これはパウロがガラテヤの人々に語った1節でありますが、これは同時にパウロが自分自身の行動、日々の生活の一つの基準としていた言葉ではないかと思います。いま私がこれをしているのは、いったい誰に喜ばれようとしているのだろうか?いまイエス様の救いにあずかって生きている私たちのいちばん大切なことはここです。「いま私は誰に喜ばれようとして、このことをしようとしているのだろうか?」。家族に喜ばれたい、あるいはご主人や奥さんや、あるいは、あの人この人、あるいは、自分を喜ばせたい、と思っているのかもしれない。もし、そうであったら、そこにありますように、「わたしはキリストの僕ではあるまい」。私たちは主に喜ばれることが何であるか? これを絶えず追い求めていく、これが主の僕、キリストの僕たる生活であります。私たちのすること、世の人とどこにも違いはありません。しかし、その動機が違う。私たちはいつも、ここにありますように「キリストの僕として、神に喜ばれようとしている」、このことに絶えず思いを向けていく。これが私たちクリスチャンの命でありますから、これが欠けてしまって、人に喜ばれ、人の誉(ほま)れを求め、人からの何かを期待して生きているとすれば、それは滅びであります。イエス様が私たちのために命を捨ててくださったのは、私たちを新しいいのちに生きる者としてくださるためであります。新しいいのちとは何かと、私たちの生きざまが、生活の根本原理が、そのあり方が神様を喜ばすもの、神の僕となっていく、ここに全てが集約されているのです。

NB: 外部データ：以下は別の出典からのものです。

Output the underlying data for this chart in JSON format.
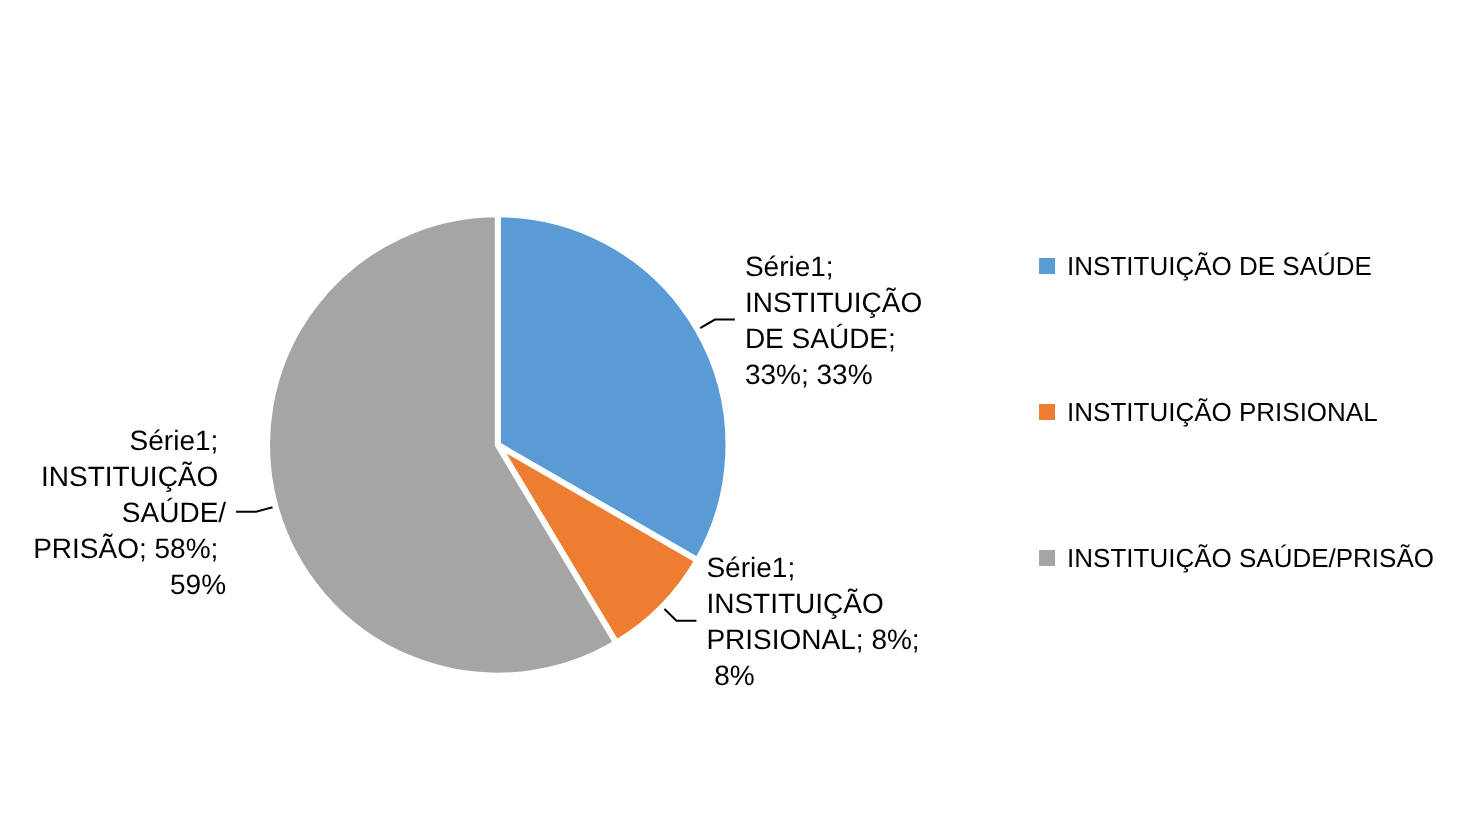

使徒行伝20章19節に「すなわち、謙遜の限りをつくし、涙を流し、ユダヤ人の陰謀によってわたしの身に及んだ数々の試練の中にあって、主に仕えてきた」。彼にとっては命を狙(ねら)われて死の危険の中にあっても、自分を守り、自分の保身のためにではなくて、常にここにありますように「主に仕える」ことを、まず第一にし、いま自分がしていることは人を喜ばせるためではない、誰のためでもない、私のために死んでよみがえった主のために生かされている。神様に喜ばれる道はどこにあるか?このことだけを彼は追い求めてきた。だから「人から喜ばれようと、人から褒められようと、そんなことには一切頓着(とんちゃく)しない」と語っています。ただ、神様から喜ばれる者となる、これが自分の生き方、自分の歩みだと。これは、また、私たちの生き方でもあります。

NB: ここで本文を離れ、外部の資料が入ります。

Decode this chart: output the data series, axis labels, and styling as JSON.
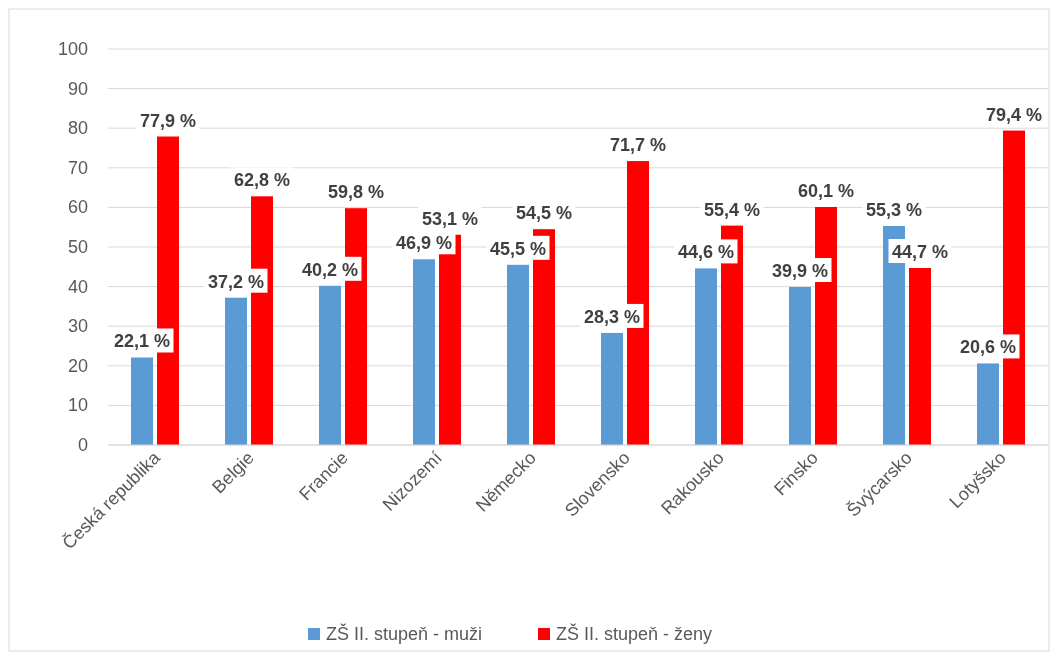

常に一つの基準、私たちがイエス様に従って行くこの基準に当てはまる生き方を絶えず点検しておきたい。気が付かないうちにそこからずれてしまいます。あの人が喜ぶからこうしておこう、この人が喜ぶからこうしておこう。初めは、イエス様が喜んでくださるから、主が喜んでくださるからと始めますが、だんだんと、それもいい、これもいい。今度は人を喜ばせ、楽しませることだけに熱中していく。そして、生き方が少しずつ主から離れてしまう、ずれてしまう。これは誠に危険な状態ですから、私たちは常にいま自分はどこに立っているのか?イエス様の救いにあずかった者として、今私がしようとしていることは主に喜ばれることなのか? 私は主の僕としてこのことをさせていただいているだろうか? それを常に自らが問いながら、パウロのようにはっきりと「主に仕えてきた」と、言い切れる者でありたいと思うのです。そうしますとき、どんなことにも力が与えられます。ユダヤ人の様々な陰謀の中にあって、パウロはどうして揺るがないで、力強くその中を突き抜けて行けたか。それは彼がキリストの僕になり切ってきた、という確信があるからです。私たちがいつも揺れ動くのは、それが欠けるからです。「私はイエス様、あなたの御心に従ってきました」と言い得る者となっていきたい。それが実は私たちの力となり、いのちとなってくるのです。
このパウロのように「謙遜の限りをつくし、涙を流し、試練の中にあって、主に仕える」、キリストの僕となっていく者でありたいと思います。
ご一緒にお祈りをいたしましょう。